Back surgery. Two words that most patients don’t want to hear their doctors say. But thanks to advances in minimally invasive techniques, many procedures may not be as traumatic as some assume.
“A lot of people who think about back or spine surgery still think of it as major surgery associated with a somewhat long and painful recovery,” said Dr. Betsy Grunch, a neurosurgeon at The Longstreet Clinic, P.C. “And while it is a delicate surgery any time you’re dealing with the spine, there are newer, minimally invasive options that can make the surgery much less traumatic, less painful and the recovery much quicker for many patients.”
According to the American Association of Neurological Surgeons, the goal of minimally invasive spine surgery is to stabilize the vertebral bones and spinal joints or relieve pressure on spinal nerves typically caused by bulging discs, degenerative disc disease, bone spurs, herniated discs, scoliosis or spinal tumors.
Surgical treatment may be recommended to relieve pain, numbness or other symptoms caused by back or neck problems.
Minimally invasive spine surgery includes the following benefits:
- Smaller incision
- Less muscle & tissue damage
- Faster surgery
- Faster recovery time & less rehabilitation
- Less blood loss
- Reduced pain & need for pain meds
“Many of these procedures are even performed on an outpatient basis, which means patients can go home the same day of surgery,” Dr.
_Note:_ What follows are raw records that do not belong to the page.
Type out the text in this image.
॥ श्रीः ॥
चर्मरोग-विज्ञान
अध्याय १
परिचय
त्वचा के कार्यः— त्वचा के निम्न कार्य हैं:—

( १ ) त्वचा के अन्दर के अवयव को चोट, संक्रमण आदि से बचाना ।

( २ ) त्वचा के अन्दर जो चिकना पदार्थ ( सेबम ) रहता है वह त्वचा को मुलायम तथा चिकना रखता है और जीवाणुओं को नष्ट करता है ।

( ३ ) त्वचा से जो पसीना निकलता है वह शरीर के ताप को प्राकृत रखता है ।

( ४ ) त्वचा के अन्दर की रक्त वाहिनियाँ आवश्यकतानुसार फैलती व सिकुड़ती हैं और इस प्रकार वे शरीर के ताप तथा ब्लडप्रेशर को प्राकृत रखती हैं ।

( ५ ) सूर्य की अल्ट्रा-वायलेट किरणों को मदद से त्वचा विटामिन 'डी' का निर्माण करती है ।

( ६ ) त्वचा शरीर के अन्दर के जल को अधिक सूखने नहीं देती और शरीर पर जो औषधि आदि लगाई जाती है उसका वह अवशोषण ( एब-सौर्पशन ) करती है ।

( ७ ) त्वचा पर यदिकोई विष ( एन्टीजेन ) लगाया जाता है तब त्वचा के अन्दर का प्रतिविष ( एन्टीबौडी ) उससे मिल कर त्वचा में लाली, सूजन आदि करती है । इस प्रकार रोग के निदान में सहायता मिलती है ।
Grunch said.
In order to reach the spinal nerves, vertebrae and discs, muscle and tissue must be moved.
Advertisements sometimes tout the use of lasers during minimally invasive spine surgeries.
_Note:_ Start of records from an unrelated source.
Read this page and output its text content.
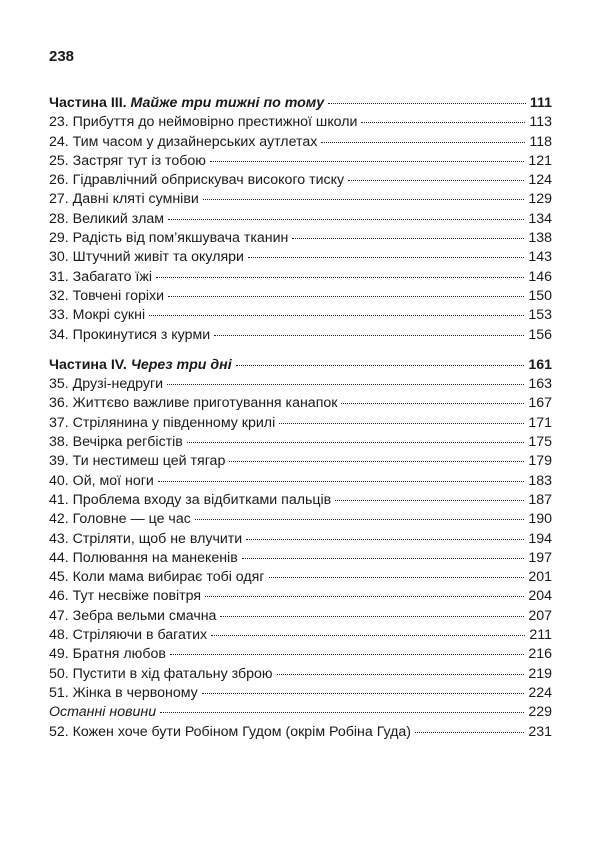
238
Частина III. Майже три тижні по тому	111
23. Прибуття до неймовірно престижної школи	113
24. Тим часом у дизайнерських аутлетах	118
25. Застряг тут із тобою	121
26. Гідравлічний обприскувач високого тиску	124
27. Давні кляті сумніви	129
28. Великий злам	134
29. Радість від пом’якшувача тканин	138
30. Штучний живіт та окуляри	143
31. Забагато їжі	146
32. Товчені горіхи	150
33. Мокрі сукні	153
34. Прокинутися з курми	156
Частина IV. Через три дні	161
35. Друзі-недруги	163
36. Життєво важливе приготування канапок	167
37. Стрілянина у південному крилі	171
38. Вечірка регбістів	175
39. Ти нестимеш цей тягар	179
40. Ой, мої ноги	183
41. Проблема входу за відбитками пальців	187
42. Головне — це час	190
43. Стріляти, щоб не влучити	194
44. Полювання на манекенів	197
45. Коли мама вибирає тобі одяг	201
46. Тут несвіже повітря	204
47. Зебра вельми смачна	207
48. Стріляючи в багатих	211
49. Братня любов	216
50. Пустити в хід фатальну зброю	219
51. Жінка в червоному	224
Останні новини	229
52. Кожен хоче бути Робіном Гудом (окрім Робіна Гуда)	231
According to the AANS, lasers are rarely used in these surgeries despite popular belief. Instead, many of these procedures involve a tubular retractor which, after being passed through a small incision, slowly dilates soft tissues instead of cutting through the muscles.
“This helps minimize the trauma the muscles and tissues during surgery, and is what helps facilitate a faster, less painful recovery,” Dr. Grunch said.
Some procedures that may be available using a minimally invasive approach include:
- Minimally invasive lumbar discectomy
- Minimally invasive foraminotomy for spinal stenosis
- Minimally invasive laminectomy for spinal stenosis
- Minimally invasive posterior lumbar interbody fusion
- Minimally invasive transforaminal lumbar interbody fusion
- Minimally invasive direct lateral interbody fusion
In the traditional, open approach, a larger incision is made in order to retract the muscle and reach the spine. While this approach is often successful, it involves more pain and blood loss and a longer recovery.
Your physician will let you know if minimally invasive spine surgery is the appropriate treatment option for you. He or she will go over the risks and benefits of each procedure so you can decide what option is right for you. In some cases, minimally invasive surgery may not be as safe or effective as traditional open surgery, so always consult your doctor about your options.